Don’t believe me? Here is the quote:

“And so, it’s tongue in cheek, but people know that I rather torture them into greatness. So, I would rather torture you into greatness because I believe in you. And I think coaches that that really believe in their team, torture them into greatness. And oftentimes, they’re so close, don’t give up. They’re so close to greatness”

They are close to greatness, but far from their stocks vesting. The Nvidia turnover rate is just 2.7 percent whole their stocks vest after four years (do the math).

Nvidia Strike Gold

Nvidia is doing great with the current wave of generative AI.

They’re also doing great with their hardcore 996-inspired model. That’s because it’s great, at least in the short term.

If you allow workers to grind themselves into the ground with the promise of a massive payday (or the old-fashioned “change the world”) the winner is the employer. Nvidia might dress up their terrible work environment with the Californian sunshine, but their environment is something even a Chinese 996 devotee might find excessive.

It’s not surprising that individual developers would work until 2 a.m. and shave years off their lives if the rewards are there. Companies too are motivated by short-term rewards, but they have a duty of care to their employees. The success of a company is the success of their software developers, and this seems to be something that is lost in translation.

The Push Back

If working conditions are not sustainable companies are bound to reach their day of reckoning in the end.

In China, the 996 culture is under pressure from burnt-out workers and enforcement of worker legislation.

Nvidia might soon face a similar pushback where even lavish pay isn’t enough to keep workers chained to their desks. After all, even if golden handcuffs are the norm, is it really worth selling your health for a future that may never come?

Hardcore Isn’t Right

Nvidia’s practices may seem extreme, but they are part of a trend in tech where overwork is normalized and glamorized. 

Even places where working practices seemed to support healthy living are joining the work-hard (no time for play) train. Eric Schmidt of Google fame called the work-from-home culture as a limit to innovation (before Google-owned YouTube pulled the talk).
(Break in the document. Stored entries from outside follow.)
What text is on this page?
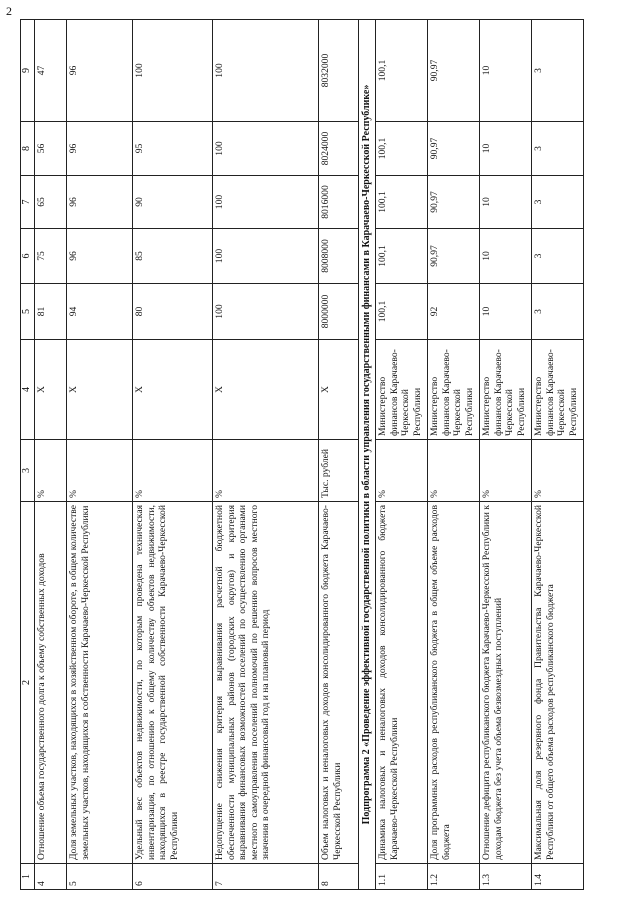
2
1	2	3	4	5	6	7	8	9
4	Отношение объема государственного долга к объему собственных доходов	%	X	81	75	65	56	47
5	Доля земельных участков, находящихся в хозяйственном обороте, в общем количестве земельных участков, находящихся в собственности Карачаево-Черкесской Республики	%	X	94	96	96	96	96
6	Удельный вес объектов недвижимости, по которым проведена техническая инвентаризация, по отношению к общему количеству объектов недвижимости, находящихся в реестре государственной собственности Карачаево-Черкесской Республики	%	X	80	85	90	95	100
7	Недопущение снижения критерия выравнивания расчетной бюджетной обеспеченности муниципальных районов (городских округов) и критерия выравнивания финансовых возможностей поселений по осуществлению органами местного самоуправления поселений полномочий по решению вопросов местного значения в очередной финансовый год и на плановый период	%	X	100	100	100	100	100
8	Объем налоговых и неналоговых доходов консолидированного бюджета Карачаево-Черкесской Республики	Тыс. рублей	X	8000000	8008000	8016000	8024000	8032000
Подпрограмма 2 «Проведение эффективной государственной политики в области управления государственными финансами в Карачаево-Черкесской Республике»								
1.1	Динамика налоговых и неналоговых доходов консолидированного бюджета Карачаево-Черкесской Республики	%	Министерство финансов Карачаево-Черкесской Республики	100,1	100,1	100,1	100,1	100,1
1.2	Доля программных расходов республиканского бюджета в общем объеме расходов бюджета	%	Министерство финансов Карачаево-Черкесской Республики	92	90,97	90,97	90,97	90,97
1.3	Отношение дефицита республиканского бюджета Карачаево-Черкесской Республики к доходам бюджета без учета объема безвозмездных поступлений	%	Министерство финансов Карачаево-Черкесской Республики	10	10	10	10	10
1.4	Максимальная доля резервного фонда Правительства Карачаево-Черкесской Республики от общего объема расходов республиканского бюджета	%	Министерство финансов Карачаево-Черкесской Республики	3	3	3	3	3
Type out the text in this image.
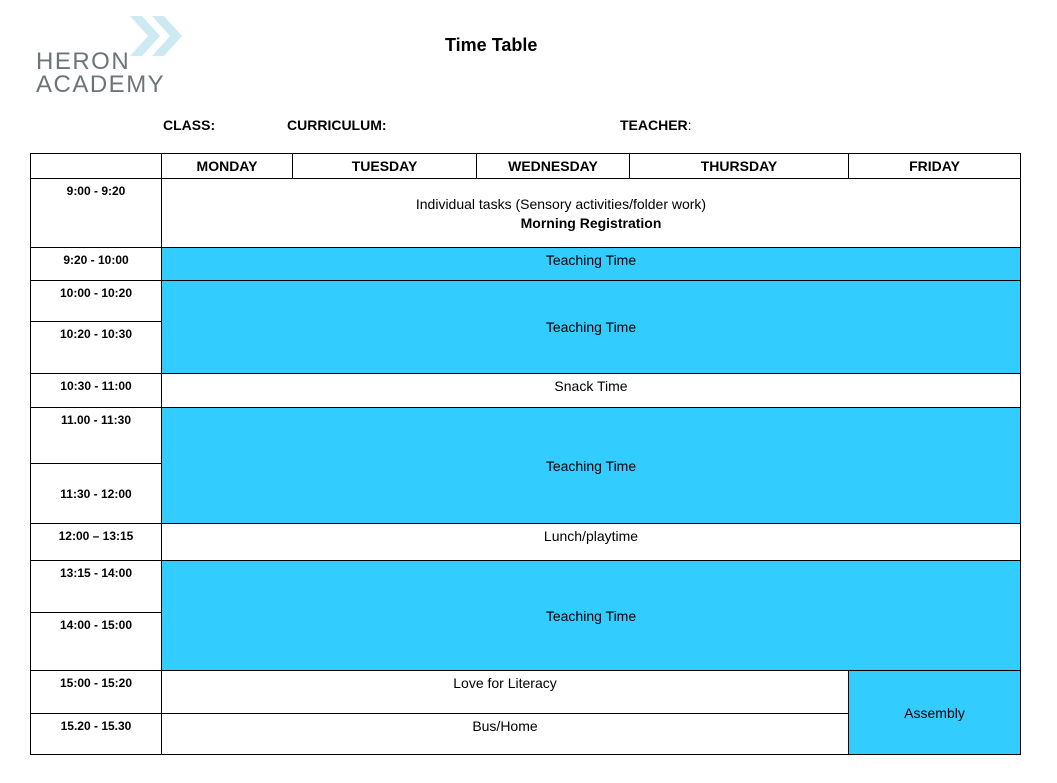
HERON
ACADEMY
Time Table
CLASS:	CURRICULUM:	TEACHER:
	MONDAY	TUESDAY	WEDNESDAY	THURSDAY	FRIDAY
9:00 - 9:20	Individual tasks (Sensory activities/folder work)
Morning Registration				

9:20 - 10:00	Teaching Time				
10:00 - 10:20	Teaching Time				
10:20 - 10:30					
10:30 - 11:00	Snack Time				
11.00 - 11:30	Teaching Time				
11:30 - 12:00					
12:00 – 13:15	Lunch/playtime				
13:15 - 14:00	Teaching Time				
14:00 - 15:00					
15:00 - 15:20	Love for Literacy				Assembly
15.20 - 15.30	Bus/Home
Work until you drop is all fun, until you actually drop. You don’t need to work 60-hour weeks to be a good employee You don’t need to work in the office to create great software.

And no, you don’t need to work to 2 am and have 8 am meetings to create great software. You don’t.

Conclusion

The issues at Nvidia aren’t a company problem. They’re a tech industry problem.

From 996 to Nvidia’s golden handcuffs we are all playing into a broken system that values output over well-being.

You know what, we should balance ambition over sanity. Your codebase doesn’t improve with a newer car, and neither will your code or your life. Reject shady work practices, because the real cost might just be something you can’t afford to pay back.